Okay, I didn't! Wipe that look off your face. Call when you land, so I know you're safe. I love you.

PS Maybe consider letting Lucas have this number. He misses you, and the fact that you didn't come in because he was here, only says that you had to avoid him because he could get you to stay. I'm your father, I know everything.

I roll my eyes and move on to my mom's messages.

Mom
Riley Anne Matthews! She's mad, she only uses my full name when she is mad.

I understand you didn't want to see Lucas, but you couldn't have called and I would have gone outside. She does know he would have followed her, right?

Call me or your father when you land. We also have to discuss Thanksgiving. I love you. Have a safe flight.

She sounds too calm, just wait until I call her. Auggie now.

Aug
Just warning u mom & dad are mad u left without a word

I cant wait 2 come up for Thanksgiving mom said I can go 4 the whole week! Hope u had a safe flight text me when u land and call mom or dad

I was about to call my dad because I thought maybe he would be more manageable compared to my mom, but a cab was available and I rushed to it. I'll just call when I get home.

In the cab, I was still trying to process everything that had occurred just in the past few days. I have forty-five minutes to wrap my mind around everything. I look out the window taking in the scenery it different from here than in New York. It starts to change the closer we get to my house, the buildings become less frequent and homes become more common surrounded by trees.

The closer we get to my house I start to grow anxious of the realization that I'll be alone, and right now that is something I don't want. So, when the taxi driver drops me off I go inside my house and drop off my luggage and grab my keys.

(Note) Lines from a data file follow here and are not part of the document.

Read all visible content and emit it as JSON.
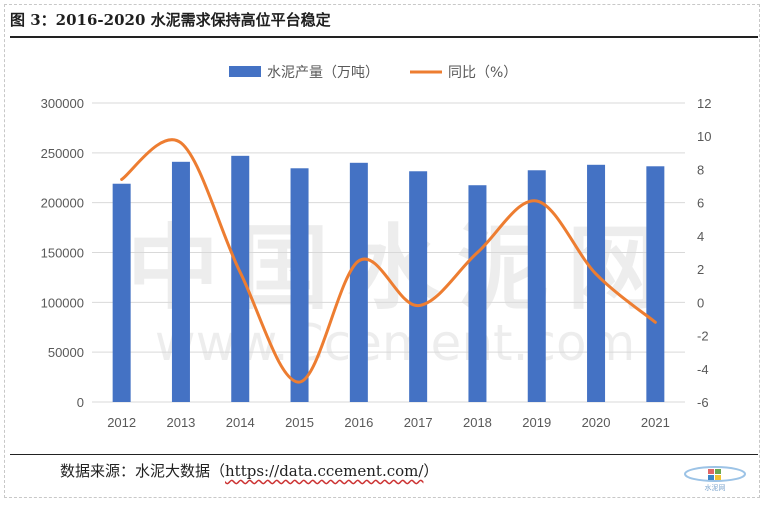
{
  "figure": {
    "title": "图 3：2016-2020 水泥需求保持高位平台稳定",
    "source_prefix": "数据来源：水泥大数据（",
    "source_url": "https://data.ccement.com/",
    "source_suffix": "）"
  },
  "watermark": {
    "text_cn": "中国水泥网",
    "text_en": "www.Ccement.com",
    "logo_text": "水泥网"
  },
  "colors": {
    "bar": "#4472C4",
    "line": "#ED7D31",
    "grid": "#d9d9d9",
    "axis_text": "#595959"
  },
  "chart_data": {
    "type": "bar",
    "categories": [
      "2012",
      "2013",
      "2014",
      "2015",
      "2016",
      "2017",
      "2018",
      "2019",
      "2020",
      "2021"
    ],
    "series": [
      {
        "name": "水泥产量（万吨）",
        "type": "bar",
        "axis": "left",
        "values": [
          219000,
          241000,
          247000,
          234500,
          240000,
          231500,
          217500,
          232500,
          238000,
          236500
        ]
      },
      {
        "name": "同比（%）",
        "type": "line",
        "axis": "right",
        "smooth": true,
        "values": [
          7.4,
          9.6,
          1.8,
          -4.8,
          2.5,
          -0.2,
          3.0,
          6.1,
          1.7,
          -1.2
        ]
      }
    ],
    "y_left": {
      "ylim": [
        0,
        300000
      ],
      "ticks": [
        "0",
        "50000",
        "100000",
        "150000",
        "200000",
        "250000",
        "300000"
      ]
    },
    "y_right": {
      "ylim": [
        -6,
        12
      ],
      "ticks": [
        "-6",
        "-4",
        "-2",
        "0",
        "2",
        "4",
        "6",
        "8",
        "10",
        "12"
      ]
    },
    "grid": true,
    "legend": "top-center"
  }
}
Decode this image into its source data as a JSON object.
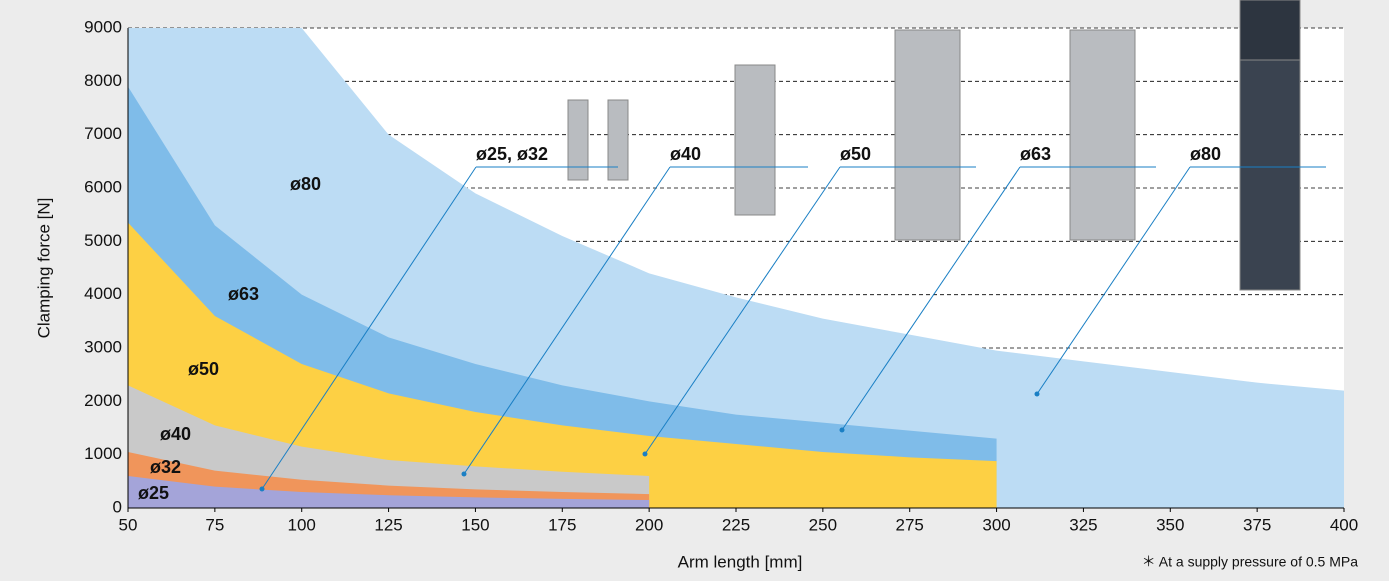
{
  "chart_data": {
    "type": "area",
    "x_label": "Arm length [mm]",
    "y_label": "Clamping force [N]",
    "note": "＊ At a supply pressure of 0.5 MPa",
    "xlim": [
      50,
      400
    ],
    "xticks": [
      50,
      75,
      100,
      125,
      150,
      175,
      200,
      225,
      250,
      275,
      300,
      325,
      350,
      375,
      400
    ],
    "ylim": [
      0,
      9000
    ],
    "yticks": [
      0,
      1000,
      2000,
      3000,
      4000,
      5000,
      6000,
      7000,
      8000,
      9000
    ],
    "grid": true,
    "series": [
      {
        "name": "ø80",
        "color": "#bcdcf4",
        "x": [
          50,
          75,
          100,
          125,
          150,
          175,
          200,
          225,
          250,
          275,
          300,
          325,
          350,
          375,
          400
        ],
        "values": [
          9000,
          9000,
          9000,
          7000,
          5900,
          5100,
          4400,
          3950,
          3550,
          3250,
          2950,
          2750,
          2550,
          2350,
          2200
        ]
      },
      {
        "name": "ø63",
        "color": "#7fbce9",
        "x": [
          50,
          75,
          100,
          125,
          150,
          175,
          200,
          225,
          250,
          275,
          300
        ],
        "values": [
          7900,
          5300,
          4000,
          3200,
          2700,
          2300,
          2000,
          1750,
          1600,
          1450,
          1300
        ]
      },
      {
        "name": "ø50",
        "color": "#fdd044",
        "x": [
          50,
          75,
          100,
          125,
          150,
          175,
          200,
          225,
          250,
          275,
          300
        ],
        "values": [
          5350,
          3600,
          2700,
          2150,
          1800,
          1550,
          1350,
          1200,
          1050,
          950,
          880
        ]
      },
      {
        "name": "ø40",
        "color": "#c9c9c9",
        "x": [
          50,
          75,
          100,
          125,
          150,
          175,
          200
        ],
        "values": [
          2300,
          1550,
          1150,
          900,
          780,
          680,
          600
        ]
      },
      {
        "name": "ø32",
        "color": "#f0955b",
        "x": [
          50,
          75,
          100,
          125,
          150,
          175,
          200
        ],
        "values": [
          1050,
          700,
          530,
          420,
          350,
          300,
          260
        ]
      },
      {
        "name": "ø25",
        "color": "#a4a4d9",
        "x": [
          50,
          75,
          100,
          125,
          150,
          175,
          200
        ],
        "values": [
          600,
          400,
          300,
          240,
          200,
          170,
          150
        ]
      }
    ],
    "callouts": [
      "ø25, ø32",
      "ø40",
      "ø50",
      "ø63",
      "ø80"
    ]
  }
}
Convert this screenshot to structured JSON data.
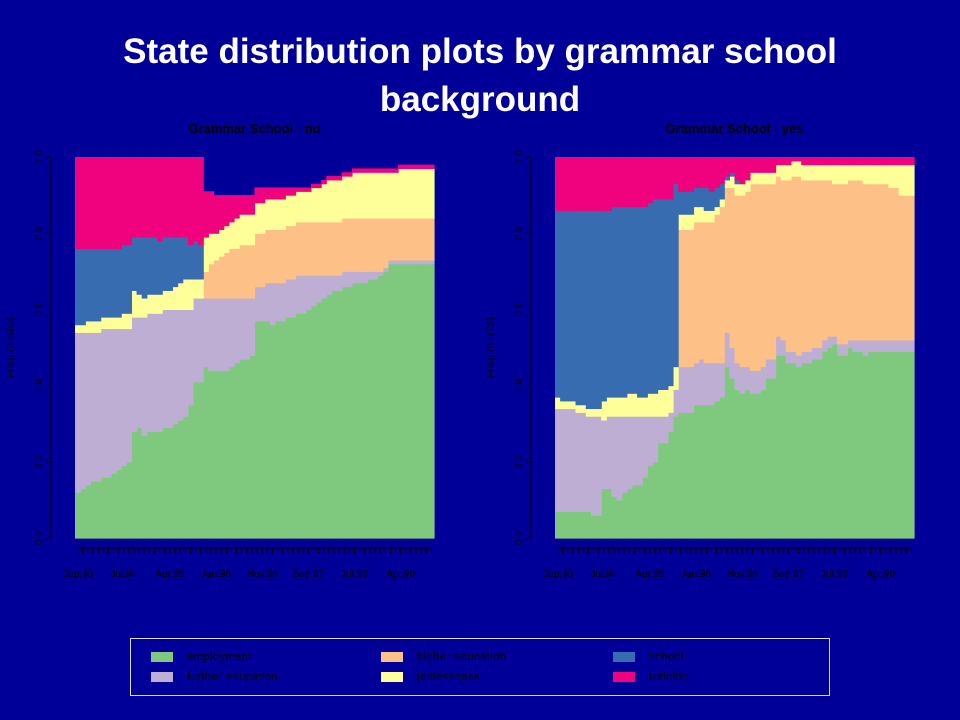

Where I'm going is about a twenty-minute drive from my house. The location of my house isn't the best, but I searched high and low for it. As soon as I seen it, I knew this was the home for me. It was the first big purchase I made once my website took off, but the drive to and from places can sometimes be a little inconvenient. I won't move though.

I'm going to the only place that has provided me with any comfort for the past years. The closer I get I can feel myself become more at ease. I pull into the gate and park off to the side. I turn off the car look out the window and I feel the heaviness in my heart. I take a deep breath and walk out.

Each step I take I can see it, not that I need to read it I have it embedded in my head.